Petty bureaucrats

One of my favourite people in the world is a professor of holocaust studies. He is also, inexplicably, one of the most tirelessly happy and optimistic people you could hope to meet and he shares my birthday. (I say all this because I’m about to grossly misquote him.) I remember reading one of his books on the holocaust and in it he says that he was struck by how much of the culpability for the holocaust came down to mundane people doing mundane things far removed from the actual atrocities themselves.

I think of this because the inevitable tedium of office life has overshadowed my day. If a hot wind weren’t blowing through the window, covering my computer with a fine dust, and I couldn’t hear the children shouting in Arabic in the streets, I could be in an office anywhere - New York, London, Hong Kong. There is payroll to be counted and month end reconciliations to be done. A trip to the bank is inevitable. A UNICEF cheque needs to be cashed. All of the routine and trivial things that make any operation run. All things that are being done in offices all over town. Some by humanitarian organizations and some by the government. I don’t doubt that there is a rebel group’s accountant sitting somewhere doing the very same things we are.
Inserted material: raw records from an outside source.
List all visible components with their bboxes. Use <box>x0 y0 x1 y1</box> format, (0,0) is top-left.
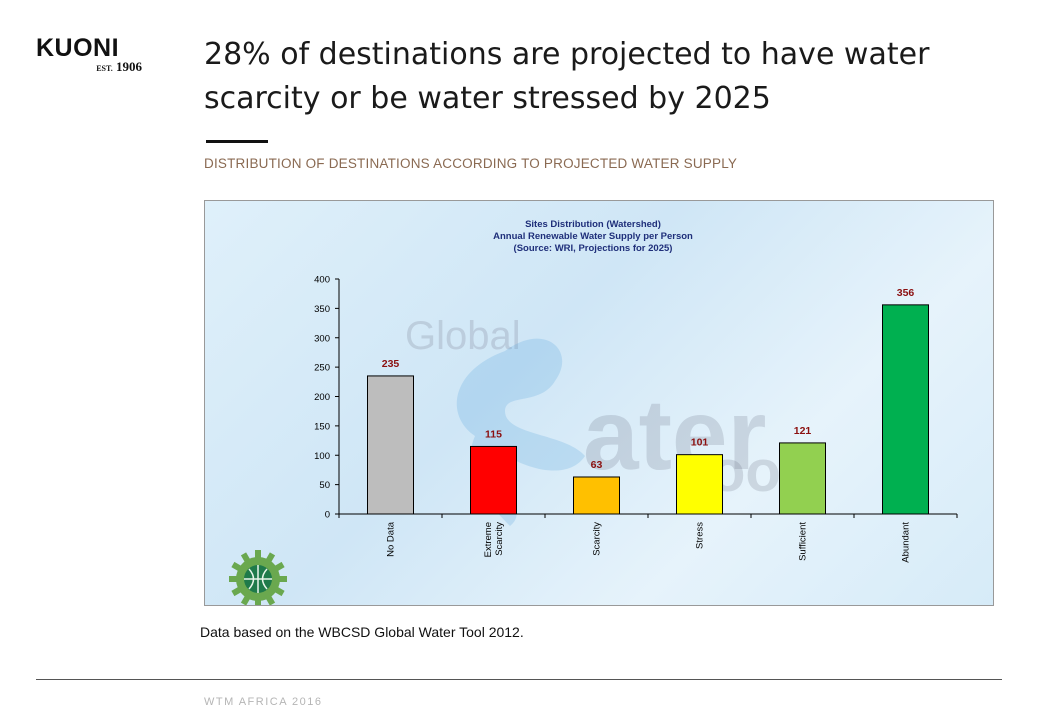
bar-abundant <box>882 304 929 515</box>
chart-frame: Global ater oo Sites Distribution (Watershe… <box>204 200 994 606</box>
bar-no-data <box>367 375 414 515</box>
emblem-gear-tooth <box>255 550 261 559</box>
x-category-label: Sufficient <box>798 522 809 561</box>
emblem-gear-tooth <box>255 599 261 605</box>
bar-value-label: 63 <box>591 459 603 471</box>
bar-value-label: 235 <box>382 358 400 370</box>
x-category-label: No Data <box>386 521 397 557</box>
y-tick-label: 150 <box>314 421 330 432</box>
footer-divider <box>36 679 1002 680</box>
bar-value-label: 101 <box>691 437 709 449</box>
y-tick-label: 0 <box>325 510 330 521</box>
watermark-text-global: Global <box>405 314 521 358</box>
y-tick-label: 200 <box>314 392 330 403</box>
headline-underline <box>206 140 268 143</box>
y-tick-label: 350 <box>314 304 330 315</box>
chart-title-line: Annual Renewable Water Supply per Person <box>493 231 693 242</box>
y-tick-label: 400 <box>314 275 330 286</box>
footer-event-label: WTM AFRICA 2016 <box>204 696 323 708</box>
y-tick-label: 50 <box>319 480 330 491</box>
kuoni-logo: KUONI EST. 1906 <box>36 36 146 75</box>
emblem-globe-lines <box>244 565 272 593</box>
x-category-label: Stress <box>695 522 706 549</box>
logo-wordmark: KUONI <box>36 34 120 62</box>
data-source-caption: Data based on the WBCSD Global Water Too… <box>200 624 524 640</box>
x-category-label: Extreme <box>483 522 494 557</box>
bar-sufficient <box>779 442 826 515</box>
bar-value-label: 115 <box>485 428 502 440</box>
y-tick-label: 300 <box>314 333 330 344</box>
y-tick-label: 100 <box>314 451 330 462</box>
watermark-text-ater: ater <box>583 379 766 491</box>
chart-title-line: (Source: WRI, Projections for 2025) <box>514 243 673 254</box>
bar-scarcity <box>573 476 620 515</box>
emblem-gear-tooth <box>229 576 238 582</box>
bar-stress <box>676 454 723 515</box>
x-category-label: Scarcity <box>592 522 603 556</box>
bar-extreme-scarcity <box>470 445 517 515</box>
chart-subtitle: DISTRIBUTION OF DESTINATIONS ACCORDING T… <box>204 156 738 171</box>
bar-value-label: 121 <box>794 425 812 437</box>
slide-headline: 28% of destinations are projected to hav… <box>204 37 930 116</box>
x-category-label: Scarcity <box>494 522 505 556</box>
bar-value-label: 356 <box>897 287 915 299</box>
logo-established: EST. 1906 <box>96 59 142 74</box>
emblem-gear-tooth <box>278 576 287 582</box>
x-category-label: Abundant <box>901 522 912 563</box>
chart-title-line: Sites Distribution (Watershed) <box>525 219 661 230</box>
y-tick-label: 250 <box>314 363 330 374</box>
And this is both a depressing and encouraging thought. Because without us – the bean counters – things wouldn’t happen. In my case, programmes wouldn’t run smoothly, and in the case of the government…well, I’ll leave you to conclude what might not happen. While I sit here counting grimy dinar several gunships have just roared by overhead. Off to bomb Girayda or Shearia, or some other unhappy spot. Someone signed off their orders. Someone authorized and filed the paperwork. My point is that there should be culpability and responsibility for all of us whether we pull the trigger or not. I’m not sure I’m a fan of collective guilt and there has been a lot of talk – given all the wars and genocides of the past decade - about collective guilt. I don’t think that is what I’m talking about here. Rather, I think we should be careful to develop a sense of personal responsibility for the final outcomes our jobs and actions produce - whether we are petty bureaucrats or not.

Comments

Anonymous said…
I'm glad you said "one of" or you might have hurt my feelings.
Anonymous said…
Found you! ;)
I'm sure you've completely upset the Professor by your mis-quoting....but will he still invite you in and cook you a meal? I believe he will!